You may have a seen a story going around Facebook that promises you'll be able to float in the air on January 4th as a result of a planetary alignment that will "decrease gravity" for 5 minutes. Unfortunately, it is total bullshit.

The story originates from DailyBuzzLive, a fake news site that admits it occasionally publishes "works of complete fiction," and it's being widely shared because it includes a tweet from NASA that boosts its apparent credibility.

But NASA denies both the tweet and the bogus claim that a planetary alignment will somehow let you float for 3 seconds at a time:

"These rumors are false and the image of a NASA tweet circulating is a doctored image," the agency said in a statement to, "Microgravity exists only off Earth. The crews aboard the International Space Station live and work in microgravity, where they conduct science experiments that take advantage of this unique environment aboard the orbiting laboratory. Temporary microgravity can be created using aircraft flying in parabolic arcs."
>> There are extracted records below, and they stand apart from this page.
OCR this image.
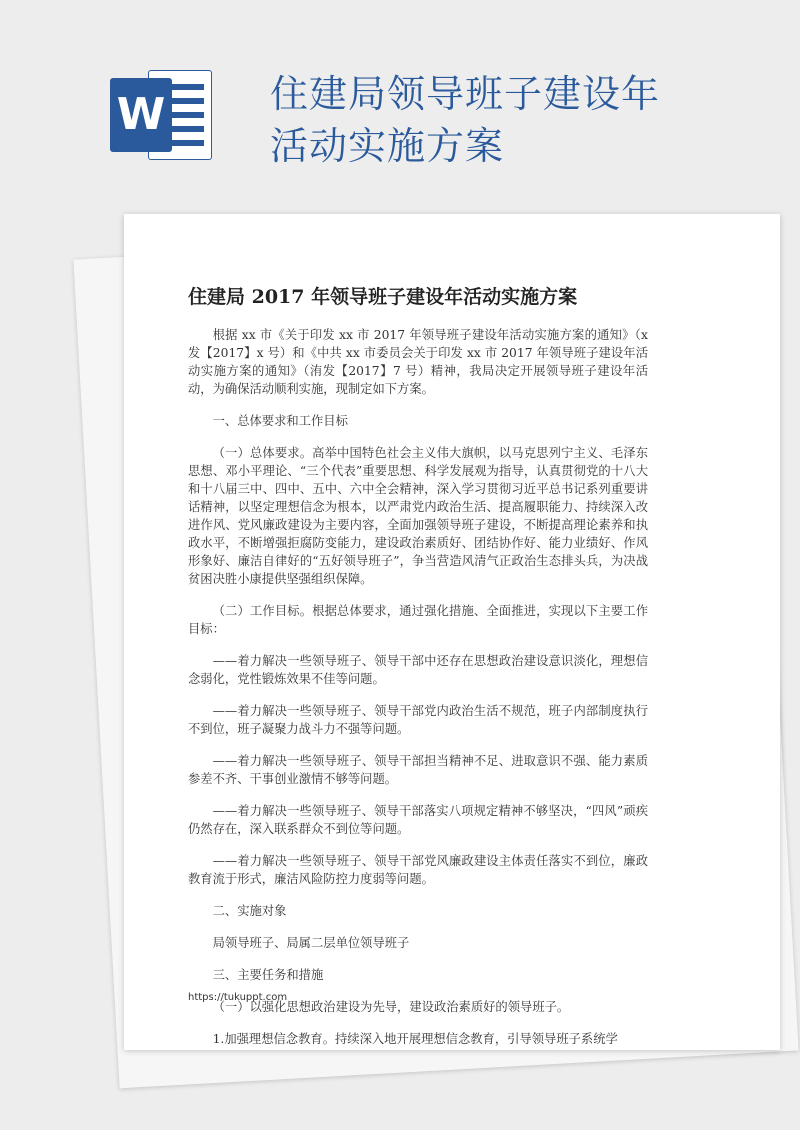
W	住建局领导班子建设年
活动实施方案
住建局 2017 年领导班子建设年活动实施方案

根据 xx 市《关于印发 xx 市 2017 年领导班子建设年活动实施方案的通知》（x 发【2017】x 号）和《中共 xx 市委员会关于印发 xx 市 2017 年领导班子建设年活动实施方案的通知》（洧发【2017】7 号）精神，我局决定开展领导班子建设年活动，为确保活动顺利实施，现制定如下方案。

一、总体要求和工作目标

（一）总体要求。高举中国特色社会主义伟大旗帜，以马克思列宁主义、毛泽东思想、邓小平理论、“三个代表”重要思想、科学发展观为指导，认真贯彻党的十八大和十八届三中、四中、五中、六中全会精神，深入学习贯彻习近平总书记系列重要讲话精神，以坚定理想信念为根本，以严肃党内政治生活、提高履职能力、持续深入改进作风、党风廉政建设为主要内容，全面加强领导班子建设，不断提高理论素养和执政水平，不断增强拒腐防变能力，建设政治素质好、团结协作好、能力业绩好、作风形象好、廉洁自律好的“五好领导班子”，争当营造风清气正政治生态排头兵，为决战贫困决胜小康提供坚强组织保障。

（二）工作目标。根据总体要求，通过强化措施、全面推进，实现以下主要工作目标：

——着力解决一些领导班子、领导干部中还存在思想政治建设意识淡化，理想信念弱化，党性锻炼效果不佳等问题。

——着力解决一些领导班子、领导干部党内政治生活不规范，班子内部制度执行不到位，班子凝聚力战斗力不强等问题。

——着力解决一些领导班子、领导干部担当精神不足、进取意识不强、能力素质参差不齐、干事创业激情不够等问题。

——着力解决一些领导班子、领导干部落实八项规定精神不够坚决，“四风”顽疾仍然存在，深入联系群众不到位等问题。

——着力解决一些领导班子、领导干部党风廉政建设主体责任落实不到位，廉政教育流于形式，廉洁风险防控力度弱等问题。

二、实施对象

局领导班子、局属二层单位领导班子

三、主要任务和措施

（一）以强化思想政治建设为先导，建设政治素质好的领导班子。

1.加强理想信念教育。持续深入地开展理想信念教育，引导领导班子系统学

https://tukuppt.com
Bad Astronomer Phil Plait also took down the hoax in his Slate column, pointing out that he had to debunk the exact same rumor last year, after it was passed around by a different fake news site. Not only that, but it's actually based on a hoax that's been around for 40 years.

Patrick Moore, cited in DailyBuzzLive's article, was actually a notable British astronomer, and he did actually make the Zero G Day claim in 1976. What the piece leaves out is that it was an April Fools' Day joke.

For the record, Pluto and Jupiter aren't aligning on January 4th, and it wouldn't matter if they did, because they're much, much too far away to exert the kind of gravitational force the fake article describes.

Here's Plait:

In fact, doing the math, I find that the Earth pulls on you about 200 trillion times harder than Pluto does. That's about the same ratio as the number of cells in your body to a single cell ... so this claim that you can float is like saying you can shed a single cell and fly away by flapping your arms.